Nevertheless, I have learned to push past my feelings and trust God no matter what I see, because I don’t like consequences and I don’t want God to give my assignment to someone to else.

In any event, the bible tells us that blessed are those who hear the word of God and observe it (Luke 11:28, NIV).  Charles Stanley explains that God always promises to bless joyful obedience.  And that we delight God’s heart when we choose to rely on the power of the Holy Spirit to do what He commands us to do.  Often, God’s greatest blessings come as a result of our willingness to do something that appears very insignificant.

So ask yourself, has God been challenging you to do something seemingly unimportant that you have rationalized by saying, it’s too difficult, I don’t want to, or I have to pray about it first?

The thing is this, our obedience always benefits others. God often rewards others in particular, those closest to us as a result of our obedience.

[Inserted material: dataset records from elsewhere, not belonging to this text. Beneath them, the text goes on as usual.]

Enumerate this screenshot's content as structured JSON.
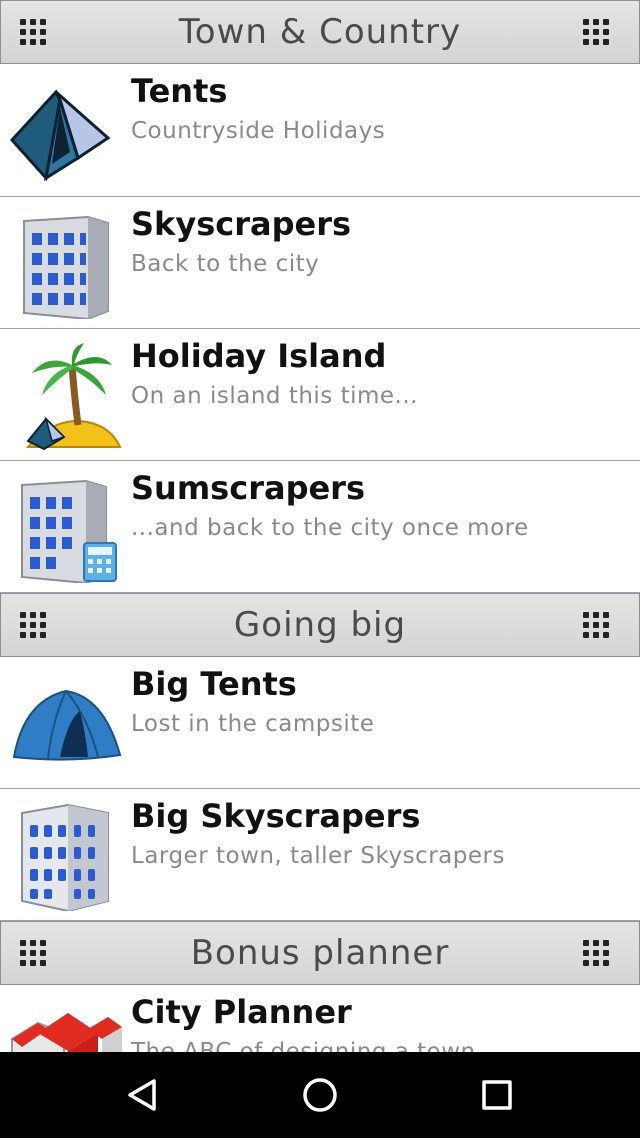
{
  "sections": [
    {
      "header": "Town & Country",
      "items": [
        {
          "title": "Tents",
          "subtitle": "Countryside Holidays",
          "icon": "tent-icon"
        },
        {
          "title": "Skyscrapers",
          "subtitle": "Back to the city",
          "icon": "skyscraper-icon"
        },
        {
          "title": "Holiday Island",
          "subtitle": "On an island this time...",
          "icon": "island-icon"
        },
        {
          "title": "Sumscrapers",
          "subtitle": "...and back to the city once more",
          "icon": "sumscraper-icon"
        }
      ]
    },
    {
      "header": "Going big",
      "items": [
        {
          "title": "Big Tents",
          "subtitle": "Lost in the campsite",
          "icon": "dome-tent-icon"
        },
        {
          "title": "Big Skyscrapers",
          "subtitle": "Larger town, taller Skyscrapers",
          "icon": "big-skyscraper-icon"
        }
      ]
    },
    {
      "header": "Bonus planner",
      "items": [
        {
          "title": "City Planner",
          "subtitle": "The ABC of designing a town",
          "icon": "city-planner-icon"
        }
      ]
    }
  ],
  "navbar": {
    "back": "back-icon",
    "home": "home-icon",
    "recents": "recents-icon"
  }
}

For example, when a father obeys the Lord, his entire family reaps the reward of God’s blessings.  Likewise, a child’s obedience will bless his or her parents.  This does not mean that those who choose to disobey the Lord will escape His discipline because of someone else’s godly walk. His call to obedience always demands our response.  However, when we live obedient lives, those who know and love us will sense the peace and joy he has given us.  And, instead of conflict, there will be contentment and that is just one part of experiencing God’s goodness (pg. 1198).

Sister to Sister do you hear me, are you walking in Godly obedience?

Reference

Stanley, C. F. (2009). Life Principles Bible. In C. Stanley (Ed.). Thomas Nelson.